Picture this likely scenario: You’re a hospitalist in a remote setting, and a patient with stroke symptoms is rushed in by ambulance. Numbness has overcome one side of his body. Dizziness disrupts his balance, his speech becomes slurred, and his vision is blurred. Treatment must be started swiftly to halt irreversible brain damage. The nearest neurologist is located hours away, but thanks to advanced video technology, you’re able to instantly consult face to face with that specialist to help ensure optimal recovery for the patient.
Such applications of telemedicine are becoming more mainstream and affordable, facilitating discussions and decisions between healthcare providers while improving patient access to specialty care in emergencies and other situations.
Remote hospitalist services include videoconferencing for patient monitoring and assessment of various clinical services, says Jonathan D. Linkous, CEO of the American Telemedicine Association in Washington, D.C. About 60 specialities and subspecialties—from mental health to wound care—rely on telemedicine.
Advantages and Challenges
Remote patient monitoring in intensive-care units is on the upswing, filling gaps in the shortage of physicians specializing in critical care.

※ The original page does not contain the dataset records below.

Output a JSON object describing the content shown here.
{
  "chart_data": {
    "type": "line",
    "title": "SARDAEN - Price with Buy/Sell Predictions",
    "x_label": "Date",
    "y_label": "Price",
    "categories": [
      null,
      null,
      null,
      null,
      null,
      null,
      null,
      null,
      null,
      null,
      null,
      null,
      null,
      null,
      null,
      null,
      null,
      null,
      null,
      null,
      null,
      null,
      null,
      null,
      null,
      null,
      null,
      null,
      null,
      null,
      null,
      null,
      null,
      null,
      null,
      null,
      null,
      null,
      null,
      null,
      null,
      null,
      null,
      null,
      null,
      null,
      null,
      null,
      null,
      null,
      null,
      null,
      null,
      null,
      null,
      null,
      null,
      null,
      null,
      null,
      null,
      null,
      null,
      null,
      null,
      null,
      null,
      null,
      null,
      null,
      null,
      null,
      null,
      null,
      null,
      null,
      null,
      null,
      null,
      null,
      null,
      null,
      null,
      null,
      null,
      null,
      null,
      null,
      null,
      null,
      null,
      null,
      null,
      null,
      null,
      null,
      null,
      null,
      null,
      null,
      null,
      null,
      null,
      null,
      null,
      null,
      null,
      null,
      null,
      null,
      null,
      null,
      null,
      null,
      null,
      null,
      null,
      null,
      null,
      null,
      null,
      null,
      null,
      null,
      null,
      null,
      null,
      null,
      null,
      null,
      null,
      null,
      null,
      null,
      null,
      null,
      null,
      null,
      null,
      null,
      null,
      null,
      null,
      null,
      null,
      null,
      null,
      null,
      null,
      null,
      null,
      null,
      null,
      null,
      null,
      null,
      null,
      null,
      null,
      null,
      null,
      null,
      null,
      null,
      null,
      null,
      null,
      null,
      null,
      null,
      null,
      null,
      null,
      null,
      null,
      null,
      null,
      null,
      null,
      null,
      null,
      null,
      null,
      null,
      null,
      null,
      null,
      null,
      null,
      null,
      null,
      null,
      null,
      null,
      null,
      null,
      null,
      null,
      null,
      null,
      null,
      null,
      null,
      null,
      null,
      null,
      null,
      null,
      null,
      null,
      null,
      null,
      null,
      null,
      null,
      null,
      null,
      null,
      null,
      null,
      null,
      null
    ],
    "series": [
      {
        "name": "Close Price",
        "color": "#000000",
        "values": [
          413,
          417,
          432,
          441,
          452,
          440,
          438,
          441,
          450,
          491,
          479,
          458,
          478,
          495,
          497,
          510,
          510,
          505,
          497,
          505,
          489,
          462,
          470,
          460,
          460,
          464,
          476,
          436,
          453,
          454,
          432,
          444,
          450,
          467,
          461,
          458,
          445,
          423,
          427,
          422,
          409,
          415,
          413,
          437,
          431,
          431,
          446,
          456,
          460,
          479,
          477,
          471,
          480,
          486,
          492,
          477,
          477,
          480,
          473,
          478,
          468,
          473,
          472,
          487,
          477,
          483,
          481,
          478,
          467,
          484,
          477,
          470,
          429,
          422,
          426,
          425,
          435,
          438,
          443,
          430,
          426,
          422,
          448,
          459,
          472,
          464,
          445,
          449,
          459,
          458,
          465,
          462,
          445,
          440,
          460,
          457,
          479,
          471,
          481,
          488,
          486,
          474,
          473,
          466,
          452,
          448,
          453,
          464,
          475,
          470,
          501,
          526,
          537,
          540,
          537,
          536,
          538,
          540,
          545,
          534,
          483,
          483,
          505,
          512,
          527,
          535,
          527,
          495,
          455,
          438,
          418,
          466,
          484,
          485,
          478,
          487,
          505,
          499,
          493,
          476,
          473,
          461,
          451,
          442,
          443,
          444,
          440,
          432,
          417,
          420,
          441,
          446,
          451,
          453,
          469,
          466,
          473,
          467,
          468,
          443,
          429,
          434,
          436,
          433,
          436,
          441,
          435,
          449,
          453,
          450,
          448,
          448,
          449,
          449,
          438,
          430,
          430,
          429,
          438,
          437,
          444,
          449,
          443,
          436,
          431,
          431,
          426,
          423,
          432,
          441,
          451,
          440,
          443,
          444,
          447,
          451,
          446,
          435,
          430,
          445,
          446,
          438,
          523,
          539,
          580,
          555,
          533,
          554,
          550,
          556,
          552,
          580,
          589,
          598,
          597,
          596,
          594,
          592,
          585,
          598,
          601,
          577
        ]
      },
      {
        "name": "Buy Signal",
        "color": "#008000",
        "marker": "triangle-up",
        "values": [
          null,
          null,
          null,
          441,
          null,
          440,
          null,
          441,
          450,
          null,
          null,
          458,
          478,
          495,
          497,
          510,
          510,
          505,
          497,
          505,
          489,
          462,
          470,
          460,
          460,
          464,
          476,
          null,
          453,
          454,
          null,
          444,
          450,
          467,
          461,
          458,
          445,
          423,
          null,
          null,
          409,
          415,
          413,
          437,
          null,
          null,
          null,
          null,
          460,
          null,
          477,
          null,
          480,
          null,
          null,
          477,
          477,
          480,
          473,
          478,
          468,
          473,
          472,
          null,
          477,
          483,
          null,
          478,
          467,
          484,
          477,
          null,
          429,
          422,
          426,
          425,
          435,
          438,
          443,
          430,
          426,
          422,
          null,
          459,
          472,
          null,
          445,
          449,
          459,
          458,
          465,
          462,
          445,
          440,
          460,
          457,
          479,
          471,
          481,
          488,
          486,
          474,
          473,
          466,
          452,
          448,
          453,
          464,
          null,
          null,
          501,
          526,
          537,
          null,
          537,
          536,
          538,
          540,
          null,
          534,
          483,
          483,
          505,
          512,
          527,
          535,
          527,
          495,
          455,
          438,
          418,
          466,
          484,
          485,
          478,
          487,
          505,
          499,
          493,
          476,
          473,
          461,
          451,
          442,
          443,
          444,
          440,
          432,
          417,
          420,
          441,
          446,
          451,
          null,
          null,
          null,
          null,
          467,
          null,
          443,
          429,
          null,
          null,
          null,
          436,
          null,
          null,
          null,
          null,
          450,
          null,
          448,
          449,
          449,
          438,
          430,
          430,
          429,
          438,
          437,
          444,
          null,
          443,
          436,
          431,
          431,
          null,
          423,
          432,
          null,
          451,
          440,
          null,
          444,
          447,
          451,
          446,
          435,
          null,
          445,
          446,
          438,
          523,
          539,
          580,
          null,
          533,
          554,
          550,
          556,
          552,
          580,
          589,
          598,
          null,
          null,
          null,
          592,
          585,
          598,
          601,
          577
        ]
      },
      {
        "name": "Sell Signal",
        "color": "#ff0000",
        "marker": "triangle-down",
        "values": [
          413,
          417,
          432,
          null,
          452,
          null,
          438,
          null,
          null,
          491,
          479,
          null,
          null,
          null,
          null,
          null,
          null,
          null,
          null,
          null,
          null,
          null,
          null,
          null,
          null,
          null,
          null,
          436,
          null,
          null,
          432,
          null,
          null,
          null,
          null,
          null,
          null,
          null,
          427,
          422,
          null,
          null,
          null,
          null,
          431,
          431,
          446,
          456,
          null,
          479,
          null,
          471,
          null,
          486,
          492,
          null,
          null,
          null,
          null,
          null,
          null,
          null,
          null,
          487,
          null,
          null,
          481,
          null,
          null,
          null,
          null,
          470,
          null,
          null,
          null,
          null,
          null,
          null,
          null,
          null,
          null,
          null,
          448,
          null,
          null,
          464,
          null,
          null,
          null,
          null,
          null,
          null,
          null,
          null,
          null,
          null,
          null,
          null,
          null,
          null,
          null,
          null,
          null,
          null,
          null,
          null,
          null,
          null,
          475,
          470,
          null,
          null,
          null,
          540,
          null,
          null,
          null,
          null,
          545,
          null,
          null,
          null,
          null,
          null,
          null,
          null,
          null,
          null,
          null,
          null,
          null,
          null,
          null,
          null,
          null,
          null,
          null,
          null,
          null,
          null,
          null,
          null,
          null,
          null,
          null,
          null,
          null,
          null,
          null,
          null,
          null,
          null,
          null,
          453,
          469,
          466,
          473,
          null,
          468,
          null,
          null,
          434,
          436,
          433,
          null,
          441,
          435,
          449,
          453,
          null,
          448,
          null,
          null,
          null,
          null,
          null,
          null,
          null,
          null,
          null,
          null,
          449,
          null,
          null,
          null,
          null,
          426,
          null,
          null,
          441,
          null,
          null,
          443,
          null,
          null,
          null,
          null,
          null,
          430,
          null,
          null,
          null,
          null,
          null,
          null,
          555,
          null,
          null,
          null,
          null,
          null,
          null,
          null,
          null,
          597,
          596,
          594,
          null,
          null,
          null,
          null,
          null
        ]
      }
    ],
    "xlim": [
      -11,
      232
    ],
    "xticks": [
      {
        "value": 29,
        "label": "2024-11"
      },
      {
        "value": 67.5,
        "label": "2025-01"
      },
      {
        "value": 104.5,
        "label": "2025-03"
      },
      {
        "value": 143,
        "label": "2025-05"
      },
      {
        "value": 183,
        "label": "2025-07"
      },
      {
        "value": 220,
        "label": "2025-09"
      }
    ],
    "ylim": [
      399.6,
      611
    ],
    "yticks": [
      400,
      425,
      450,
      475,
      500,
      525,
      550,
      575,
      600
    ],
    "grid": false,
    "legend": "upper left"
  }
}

Some unit administrators have established off-site command centers for these specialists to follow multiple facilities with the assistance of video technology and to intervene at urgent times.1
In a neonatal ICU, this type of live-feed technology allows for a face-to-face interaction with a pediatric pulmonologist, for example, when a premature infant is exhibiting symptoms of respiratory distress in the middle of the night, says David Cattell-Gordon, MSW, director of the Office of Telemedicine at the University of Virginia in Charlottesville.
Similarly, in rural areas where women don’t have immediate access to high-risk obstetricians, telemedicine makes it possible to consult with maternal-fetal medicine specialists from a distance, boosting the chances for pregnant mothers with complex conditions to carry healthy babies to term, says Cattell-Gordon. “Our approach has been to bring telemedicine to hospitals and clinics in communities where that resource [specialists] otherwise is unavailable,” he adds.
Compared with telephone conversations, the advantages of video consultations are multifold: They display a patient’s facial expressions, gestures, and other body language, which might assist with the diagnosis and prescribed treatment, says Kerry Weiner, MD, chief clinical officer for IPC: The Hospitalist Company in North Hollywood, Calif., which has a presence in about 900 facilities in 25 states.
—Jonathan D. Linkous, CEO, American Telemedicine Association
When the strength of that assessment depends on visual inspection, the technology can be particularly helpful. “The weak part of it is when you need to touch” to guide that assessment, Dr. Weiner says. That’s when the technology isn’t as useful. Still, he adds, “We use teleconferencing all over the place in a Skype-like manner, only more sophisticated. It’s more encrypted.”
Interacting within a secure network is crucial to protect privacy, says Peter Kragel, MD, clinical director of the Telemedicine Center at East Carolina University’s Brody School of Medicine in Greenville, N.C. As with any form of communication that transmits identifiable patient information, healthcare providers must comply with HIPAA guidelines when employing videoconferencing services similar to Skype.
“Because of concerns about compliance with encryption and confidentiality regulations, we do not use [videoconferencing] here,” Dr. Kragel says.
Additionally, “telemedicine isn’t always appropriate for patient care,” Linkous says. “All of this depends on the circumstances and needs of the patient. Obviously, surgery requires a direct physician-patient interaction, except for robotic surgery.” For hospitals that don’t have any neurology coverage, telemedicine robots can assist with outside consults for time-sensitive stroke care.
Videoconferencing isn’t necessary for all telemedicine encounters, Linkous says. Teledermatology and retinal screening use “store and forward” communication of images, which allows for the electronic transmission of images and documents in non-emergent situations in which immediate video isn’t necessary.
“As a society, we’ve become more comfortable with the technology,” says Matthew Harbison, MD, medical director of Sound Physicians hospitalist services at Memorial Hermann-Texas Medical Center in Houston. “And as the technology continues to develop, ultimately there will be [more of] a role, but how large that will be is difficult to predict.” He adds that “the advantages are obviously in low-staffed places or staffing-challenged sites.”
As experts continue to iron out the kinks and as communities obtain greater access to broadband signals, telemedicine equipment is moving to advanced high-definition platforms. Meanwhile, the expense has come down considerably since its inception in the mid-1990s. A high-definition setup that once cost upward of $130,000 is now available for less than $10,000, Cattell-Gordon says.
The digital transmission also can assist in patient follow-up after discharge from the hospital and in monitoring various chronic diseases from home. It’s an effective tool for medical staff meetings and training purposes as well.
IPC’s hospitalists have been using the technology to communicate with each other, brainstorming across regions of the country. “Because we’re a national company,” Dr. Weiner says, “this has changed the game in terms of being able to collaborate.”
Susan Kreimer is a freelance medical writer based in New York.